Obtaining a mortgage over the past eight years has been difficult, especially for first time buyers. However, all this is set to change. Here’s what you need to know:
What is the current position?
In 2014 The Bank of England introduced an affordability stress test to be used for mortgage applications. The test is part of recommendations introduced in 2014 in the aftermath of the financial crisis to safeguard against a loosening in mortgage underwriting standards, and a material increase in household debt.
The stress test means borrowers have had to prove they could still afford their mortgage repayments if their mortgage rate was to increase to 3 per cent above their lender’s standard variable rate.
With most borrowers on fixed rates and standard variable rates already higher than these, adding 3 per cent to them to test borrowers’ finances has been criticised as being unrealistic.
The new position
The Bank of England has announced that it will axe the affordability stress test from 1st August.
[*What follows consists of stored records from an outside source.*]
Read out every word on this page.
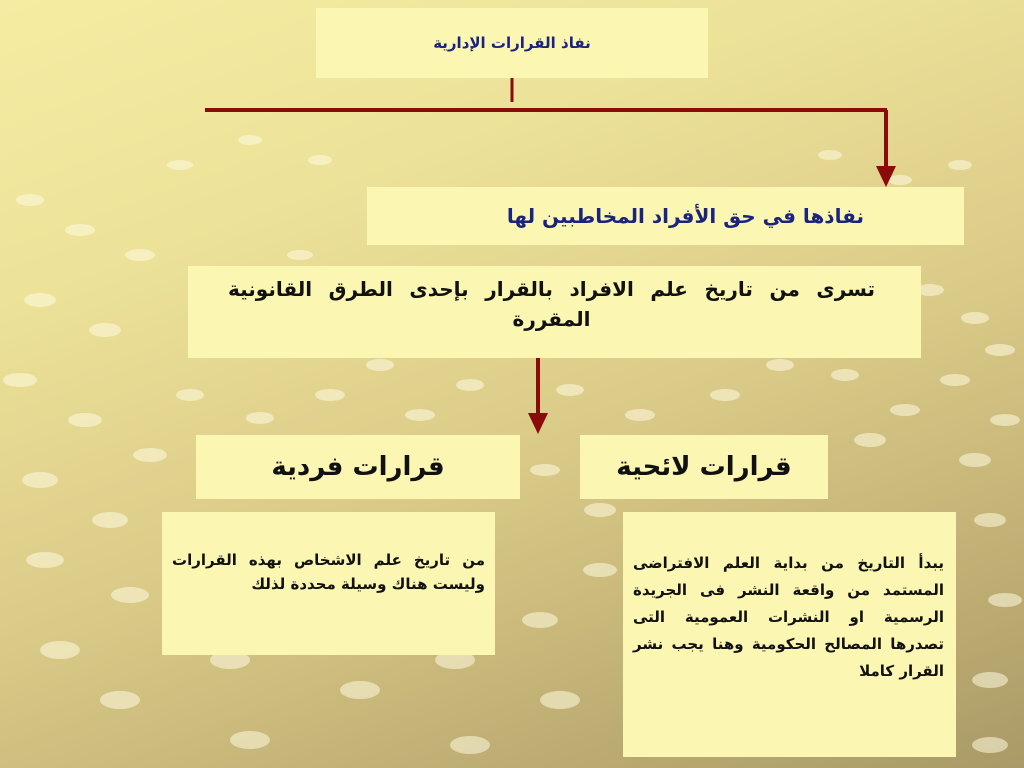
نفاذ القرارات الإدارية
نفاذها في حق الأفراد المخاطبين لها
تسرى من تاريخ علم الافراد بالقرار بإحدى الطرق القانونية المقررة
قرارات لائحية
قرارات فردية
يبدأ التاريخ من بداية العلم الافتراضى المستمد من واقعة النشر فى الجريدة الرسمية او النشرات العمومية التى تصدرها المصالح الحكومية وهنا يجب نشر القرار كاملا
من تاريخ علم الاشخاص بهذه القرارات وليست هناك وسيلة محددة لذلك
The removal of the affordability stress test means that a typical borrower will no longer be assessed on whether they could hypothetically afford an interest rate of 3 percentage points above 4.91 per cent.
However, whilst the stress test will be scrapped, the other recommendation made in 2014, namely the loan-to-income ‘flow limit’, will continue.
The loan-to-income-ratio is the multiple at which banks will lend, based on someone’s annual salary.
This means banks will continue to place a limit on the number of mortgages they can offer where someone is borrowing more than 4.5 times their salary.